When he went to investigate the liquid, Robinson answered the door and was described as "very calm, just normal, very collected, there was nothing to say he had just had a fight with his dad".

Mr Lickley said Robinson's actions meant that his father's body was not found until a month later, on June 17, after his father's partner, Glenys Molyneaux, reported him missing to police after he stopped replying to text messages.

She had believed he was visiting a friend in the West Midlands, Simon Green, who was seriously ill and who has since died.

Mr Lickley said: "Dorset Police attended the flat. They noted strong smells and flies, alive and dead, in the hallway leading up to the property.

"They entered and they found Mr Spiller within the bedroom area.
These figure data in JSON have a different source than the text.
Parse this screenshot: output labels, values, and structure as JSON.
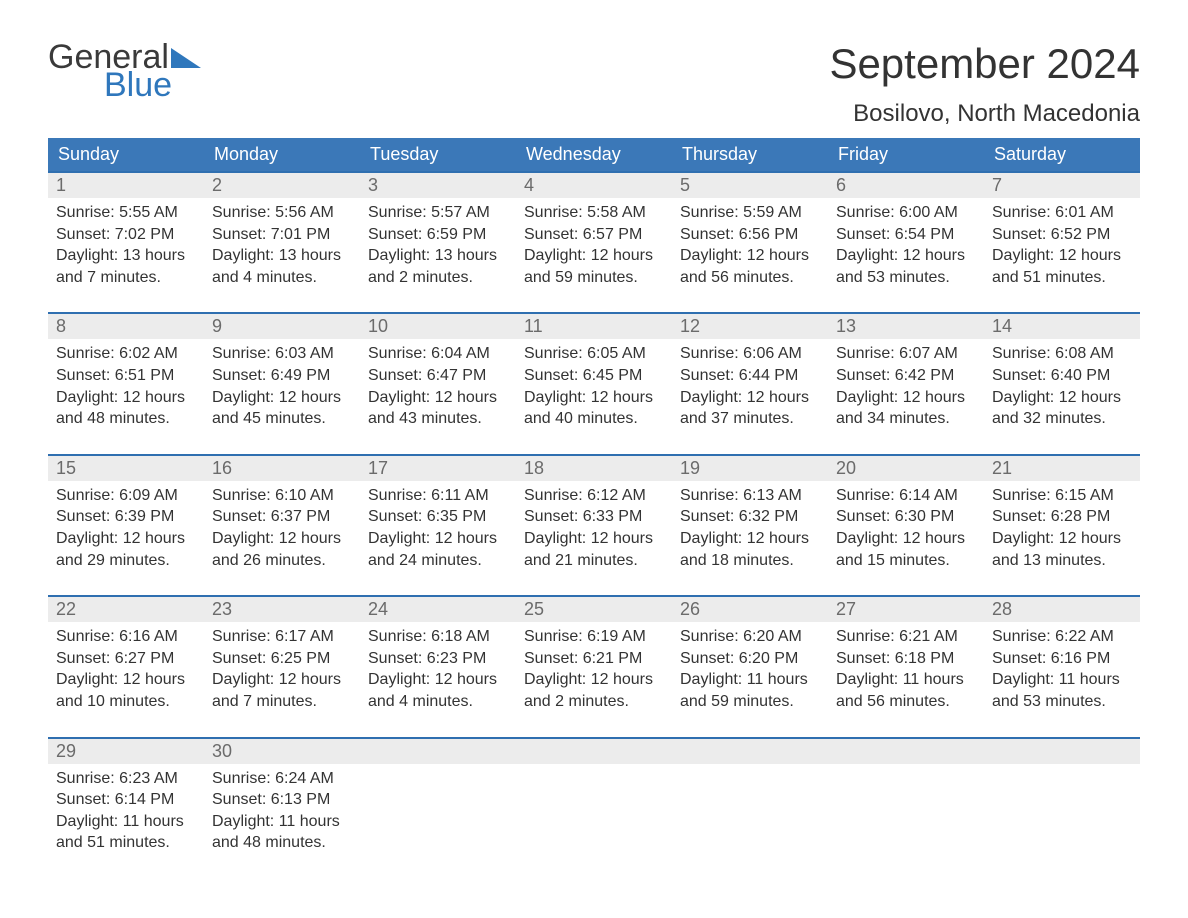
{
  "logo": {
    "general": "General",
    "blue": "Blue",
    "tri_color": "#2f77bc"
  },
  "header": {
    "month_title": "September 2024",
    "location": "Bosilovo, North Macedonia"
  },
  "colors": {
    "header_bg": "#3b78b8",
    "header_text": "#ffffff",
    "day_border": "#2f6fb0",
    "daynum_bg": "#ececec",
    "daynum_text": "#6b6b6b",
    "body_text": "#333333",
    "page_bg": "#ffffff"
  },
  "typography": {
    "month_title_fontsize": 42,
    "location_fontsize": 24,
    "weekday_fontsize": 18,
    "daynum_fontsize": 18,
    "body_fontsize": 16
  },
  "weekdays": [
    "Sunday",
    "Monday",
    "Tuesday",
    "Wednesday",
    "Thursday",
    "Friday",
    "Saturday"
  ],
  "weeks": [
    [
      {
        "num": "1",
        "sunrise": "Sunrise: 5:55 AM",
        "sunset": "Sunset: 7:02 PM",
        "daylight": "Daylight: 13 hours and 7 minutes."
      },
      {
        "num": "2",
        "sunrise": "Sunrise: 5:56 AM",
        "sunset": "Sunset: 7:01 PM",
        "daylight": "Daylight: 13 hours and 4 minutes."
      },
      {
        "num": "3",
        "sunrise": "Sunrise: 5:57 AM",
        "sunset": "Sunset: 6:59 PM",
        "daylight": "Daylight: 13 hours and 2 minutes."
      },
      {
        "num": "4",
        "sunrise": "Sunrise: 5:58 AM",
        "sunset": "Sunset: 6:57 PM",
        "daylight": "Daylight: 12 hours and 59 minutes."
      },
      {
        "num": "5",
        "sunrise": "Sunrise: 5:59 AM",
        "sunset": "Sunset: 6:56 PM",
        "daylight": "Daylight: 12 hours and 56 minutes."
      },
      {
        "num": "6",
        "sunrise": "Sunrise: 6:00 AM",
        "sunset": "Sunset: 6:54 PM",
        "daylight": "Daylight: 12 hours and 53 minutes."
      },
      {
        "num": "7",
        "sunrise": "Sunrise: 6:01 AM",
        "sunset": "Sunset: 6:52 PM",
        "daylight": "Daylight: 12 hours and 51 minutes."
      }
    ],
    [
      {
        "num": "8",
        "sunrise": "Sunrise: 6:02 AM",
        "sunset": "Sunset: 6:51 PM",
        "daylight": "Daylight: 12 hours and 48 minutes."
      },
      {
        "num": "9",
        "sunrise": "Sunrise: 6:03 AM",
        "sunset": "Sunset: 6:49 PM",
        "daylight": "Daylight: 12 hours and 45 minutes."
      },
      {
        "num": "10",
        "sunrise": "Sunrise: 6:04 AM",
        "sunset": "Sunset: 6:47 PM",
        "daylight": "Daylight: 12 hours and 43 minutes."
      },
      {
        "num": "11",
        "sunrise": "Sunrise: 6:05 AM",
        "sunset": "Sunset: 6:45 PM",
        "daylight": "Daylight: 12 hours and 40 minutes."
      },
      {
        "num": "12",
        "sunrise": "Sunrise: 6:06 AM",
        "sunset": "Sunset: 6:44 PM",
        "daylight": "Daylight: 12 hours and 37 minutes."
      },
      {
        "num": "13",
        "sunrise": "Sunrise: 6:07 AM",
        "sunset": "Sunset: 6:42 PM",
        "daylight": "Daylight: 12 hours and 34 minutes."
      },
      {
        "num": "14",
        "sunrise": "Sunrise: 6:08 AM",
        "sunset": "Sunset: 6:40 PM",
        "daylight": "Daylight: 12 hours and 32 minutes."
      }
    ],
    [
      {
        "num": "15",
        "sunrise": "Sunrise: 6:09 AM",
        "sunset": "Sunset: 6:39 PM",
        "daylight": "Daylight: 12 hours and 29 minutes."
      },
      {
        "num": "16",
        "sunrise": "Sunrise: 6:10 AM",
        "sunset": "Sunset: 6:37 PM",
        "daylight": "Daylight: 12 hours and 26 minutes."
      },
      {
        "num": "17",
        "sunrise": "Sunrise: 6:11 AM",
        "sunset": "Sunset: 6:35 PM",
        "daylight": "Daylight: 12 hours and 24 minutes."
      },
      {
        "num": "18",
        "sunrise": "Sunrise: 6:12 AM",
        "sunset": "Sunset: 6:33 PM",
        "daylight": "Daylight: 12 hours and 21 minutes."
      },
      {
        "num": "19",
        "sunrise": "Sunrise: 6:13 AM",
        "sunset": "Sunset: 6:32 PM",
        "daylight": "Daylight: 12 hours and 18 minutes."
      },
      {
        "num": "20",
        "sunrise": "Sunrise: 6:14 AM",
        "sunset": "Sunset: 6:30 PM",
        "daylight": "Daylight: 12 hours and 15 minutes."
      },
      {
        "num": "21",
        "sunrise": "Sunrise: 6:15 AM",
        "sunset": "Sunset: 6:28 PM",
        "daylight": "Daylight: 12 hours and 13 minutes."
      }
    ],
    [
      {
        "num": "22",
        "sunrise": "Sunrise: 6:16 AM",
        "sunset": "Sunset: 6:27 PM",
        "daylight": "Daylight: 12 hours and 10 minutes."
      },
      {
        "num": "23",
        "sunrise": "Sunrise: 6:17 AM",
        "sunset": "Sunset: 6:25 PM",
        "daylight": "Daylight: 12 hours and 7 minutes."
      },
      {
        "num": "24",
        "sunrise": "Sunrise: 6:18 AM",
        "sunset": "Sunset: 6:23 PM",
        "daylight": "Daylight: 12 hours and 4 minutes."
      },
      {
        "num": "25",
        "sunrise": "Sunrise: 6:19 AM",
        "sunset": "Sunset: 6:21 PM",
        "daylight": "Daylight: 12 hours and 2 minutes."
      },
      {
        "num": "26",
        "sunrise": "Sunrise: 6:20 AM",
        "sunset": "Sunset: 6:20 PM",
        "daylight": "Daylight: 11 hours and 59 minutes."
      },
      {
        "num": "27",
        "sunrise": "Sunrise: 6:21 AM",
        "sunset": "Sunset: 6:18 PM",
        "daylight": "Daylight: 11 hours and 56 minutes."
      },
      {
        "num": "28",
        "sunrise": "Sunrise: 6:22 AM",
        "sunset": "Sunset: 6:16 PM",
        "daylight": "Daylight: 11 hours and 53 minutes."
      }
    ],
    [
      {
        "num": "29",
        "sunrise": "Sunrise: 6:23 AM",
        "sunset": "Sunset: 6:14 PM",
        "daylight": "Daylight: 11 hours and 51 minutes."
      },
      {
        "num": "30",
        "sunrise": "Sunrise: 6:24 AM",
        "sunset": "Sunset: 6:13 PM",
        "daylight": "Daylight: 11 hours and 48 minutes."
      },
      null,
      null,
      null,
      null,
      null
    ]
  ]
}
His body had been dismembered - that is, cut up, deliberately and carefully - and placed in plastic storage boxes together with items of clothing.

"Mr Spiller's head had been removed, cut off, and was found within another box within a filing cabinet in the bedroom.
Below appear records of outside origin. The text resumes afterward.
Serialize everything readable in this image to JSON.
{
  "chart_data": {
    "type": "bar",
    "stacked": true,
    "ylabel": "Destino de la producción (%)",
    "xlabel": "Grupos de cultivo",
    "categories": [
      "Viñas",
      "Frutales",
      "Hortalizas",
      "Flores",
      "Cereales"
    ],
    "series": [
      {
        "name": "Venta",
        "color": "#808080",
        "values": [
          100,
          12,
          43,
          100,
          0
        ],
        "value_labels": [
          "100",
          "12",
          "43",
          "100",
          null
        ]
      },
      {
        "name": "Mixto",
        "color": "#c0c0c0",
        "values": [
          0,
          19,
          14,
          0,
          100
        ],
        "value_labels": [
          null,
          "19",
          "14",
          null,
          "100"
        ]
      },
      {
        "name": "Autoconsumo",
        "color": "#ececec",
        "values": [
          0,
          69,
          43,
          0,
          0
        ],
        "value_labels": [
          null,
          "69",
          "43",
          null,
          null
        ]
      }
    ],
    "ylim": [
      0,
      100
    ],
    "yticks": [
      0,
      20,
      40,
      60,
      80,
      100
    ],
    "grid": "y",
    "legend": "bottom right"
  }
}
"In one of the boxes was a Stanley knife with a relatively small but sharp blade, a saw and a small hacksaw - the tools, the Crown say, which were used to kill and cut up the body of Mr Spiller."
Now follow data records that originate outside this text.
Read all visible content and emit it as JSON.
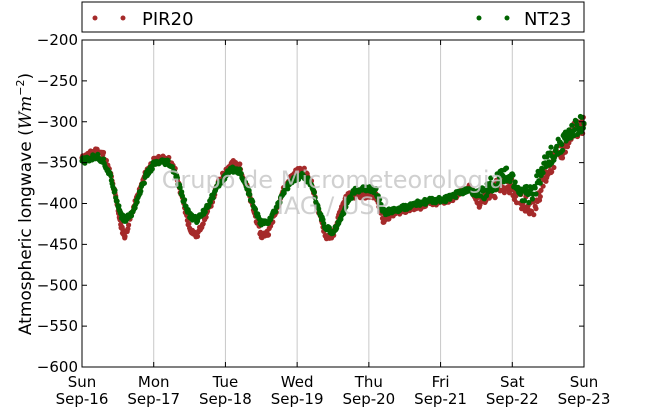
{
  "chart_data": {
    "type": "scatter",
    "title": "",
    "xlabel": "",
    "ylabel": {
      "text": "Atmospheric longwave (",
      "math": "Wm",
      "sup": "−2",
      "close": ")"
    },
    "ylim": [
      -600,
      -200
    ],
    "yticks": [
      -600,
      -550,
      -500,
      -450,
      -400,
      -350,
      -300,
      -250,
      -200
    ],
    "ytick_labels": [
      "−600",
      "−550",
      "−500",
      "−450",
      "−400",
      "−350",
      "−300",
      "−250",
      "−200"
    ],
    "xlim": [
      0,
      7
    ],
    "xticks": [
      {
        "day": "Sun",
        "date": "Sep-16"
      },
      {
        "day": "Mon",
        "date": "Sep-17"
      },
      {
        "day": "Tue",
        "date": "Sep-18"
      },
      {
        "day": "Wed",
        "date": "Sep-19"
      },
      {
        "day": "Thu",
        "date": "Sep-20"
      },
      {
        "day": "Fri",
        "date": "Sep-21"
      },
      {
        "day": "Sat",
        "date": "Sep-22"
      },
      {
        "day": "Sun",
        "date": "Sep-23"
      }
    ],
    "grid": "vertical",
    "legend_placement": "top (outside plot)",
    "watermark": [
      "Grupo de Micrometeorologia",
      "IAG / USP"
    ],
    "series": [
      {
        "name": "PIR20",
        "color": "#a52a2a",
        "x": [
          0,
          0.1,
          0.2,
          0.3,
          0.4,
          0.5,
          0.55,
          0.6,
          0.7,
          0.8,
          0.9,
          1.0,
          1.1,
          1.2,
          1.3,
          1.4,
          1.5,
          1.6,
          1.7,
          1.8,
          1.9,
          2.0,
          2.1,
          2.2,
          2.3,
          2.4,
          2.5,
          2.6,
          2.7,
          2.8,
          2.9,
          3.0,
          3.1,
          3.2,
          3.3,
          3.4,
          3.5,
          3.6,
          3.7,
          3.8,
          3.9,
          4.0,
          4.1,
          4.2,
          4.3,
          4.4,
          4.5,
          4.6,
          4.7,
          4.8,
          4.9,
          5.0,
          5.1,
          5.2,
          5.3,
          5.4,
          5.5,
          5.6,
          5.7,
          5.8,
          5.9,
          6.0,
          6.1,
          6.2,
          6.3,
          6.4,
          6.5,
          6.6,
          6.7,
          6.8,
          6.9,
          7.0
        ],
        "y": [
          -345,
          -340,
          -335,
          -340,
          -365,
          -405,
          -430,
          -440,
          -410,
          -385,
          -360,
          -348,
          -345,
          -345,
          -360,
          -395,
          -430,
          -440,
          -420,
          -400,
          -375,
          -360,
          -350,
          -355,
          -380,
          -410,
          -440,
          -435,
          -410,
          -385,
          -370,
          -360,
          -360,
          -375,
          -410,
          -440,
          -440,
          -410,
          -390,
          -390,
          -390,
          -390,
          -390,
          -420,
          -415,
          -410,
          -408,
          -405,
          -405,
          -400,
          -400,
          -398,
          -396,
          -392,
          -385,
          -380,
          -395,
          -395,
          -385,
          -380,
          -378,
          -380,
          -395,
          -400,
          -405,
          -380,
          -360,
          -345,
          -335,
          -320,
          -308,
          -303
        ]
      },
      {
        "name": "NT23",
        "color": "#006400",
        "x": [
          0,
          0.1,
          0.2,
          0.3,
          0.4,
          0.5,
          0.55,
          0.6,
          0.7,
          0.8,
          0.9,
          1.0,
          1.1,
          1.2,
          1.3,
          1.4,
          1.5,
          1.6,
          1.7,
          1.8,
          1.9,
          2.0,
          2.1,
          2.2,
          2.3,
          2.4,
          2.5,
          2.6,
          2.7,
          2.8,
          2.9,
          3.0,
          3.1,
          3.2,
          3.3,
          3.4,
          3.5,
          3.6,
          3.7,
          3.8,
          3.9,
          4.0,
          4.1,
          4.2,
          4.3,
          4.4,
          4.5,
          4.6,
          4.7,
          4.8,
          4.9,
          5.0,
          5.1,
          5.2,
          5.3,
          5.4,
          5.5,
          5.6,
          5.7,
          5.8,
          5.9,
          6.0,
          6.1,
          6.2,
          6.3,
          6.4,
          6.5,
          6.6,
          6.7,
          6.8,
          6.9,
          7.0
        ],
        "y": [
          -348,
          -346,
          -342,
          -348,
          -368,
          -400,
          -415,
          -420,
          -412,
          -388,
          -365,
          -352,
          -350,
          -350,
          -363,
          -392,
          -415,
          -420,
          -410,
          -395,
          -378,
          -366,
          -358,
          -360,
          -380,
          -405,
          -425,
          -422,
          -408,
          -387,
          -375,
          -368,
          -366,
          -378,
          -408,
          -430,
          -435,
          -420,
          -398,
          -385,
          -382,
          -382,
          -385,
          -410,
          -410,
          -408,
          -405,
          -402,
          -400,
          -398,
          -396,
          -396,
          -394,
          -390,
          -385,
          -382,
          -390,
          -390,
          -378,
          -370,
          -366,
          -370,
          -385,
          -390,
          -385,
          -362,
          -345,
          -335,
          -325,
          -315,
          -307,
          -302
        ]
      }
    ]
  }
}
The jury, made up of five women and seven men, was shown photographs of the flat including plastic boxes containing body parts which were stacked with a television placed on top.

They were also shown the "grisly" filing cabinet with the box containing Mr Spiller's head inside.

Mr Lickley said Robinson took at least £7,750 in cash belonging to his father and the day after the killing, May 17, went to visit friends in Glasgow where he spent up to £300 "drinking, eating and socialising", all the time sending text messages purporting to come from Mr Spiller.

Mr Lickley said it was believed that Robinson may have stayed in the flat after returning from Scotland.

He then used more money stolen from his father to pay for a weekend with his mother, who was separated from Mr Spiller, to stay at a hotel in Bristol for a vegan weekend.

Mr Lickley said Robinson had been in debt to his father and a note written two years earlier was found showing a loan of £36,000.

He said Mr Spiller had lent his son money to go on holiday to Thailand at the same time as he needed to pay for insurance on his taxi, which led to him being in court for failing to take out the mandatory cover.

He added that Ms Molyneaux described Robinson "as someone who could get round his father easily" and who had behaved "inappropriately" towards her.

When he was later arrested at his mother's home in Birmingham, Robinson asked police: "Is this a joke?"

Mr Lickley said Robinson admitted killing his father and dismembering his body but denied his murder.

He told the jury: "There is no issue between the prosecution and defence that, first, the defendant did kill his father; second, cut up his body into parts and placed them piece by piece into plastic storage boxes; or, third, he took the sums of money.

"The issue for you to resolve centres on was the defendant's responsibility at the time of the killing diminished by virtue of an abnormality of mental function so as to reduce the crime from murder to manslaughter?"

He said that psychologists being called as expert witnesses by the prosecution and the defence disagreed as to the defendant's mental health.

The trial, which is expected to last three weeks, was adjourned until tomorrow.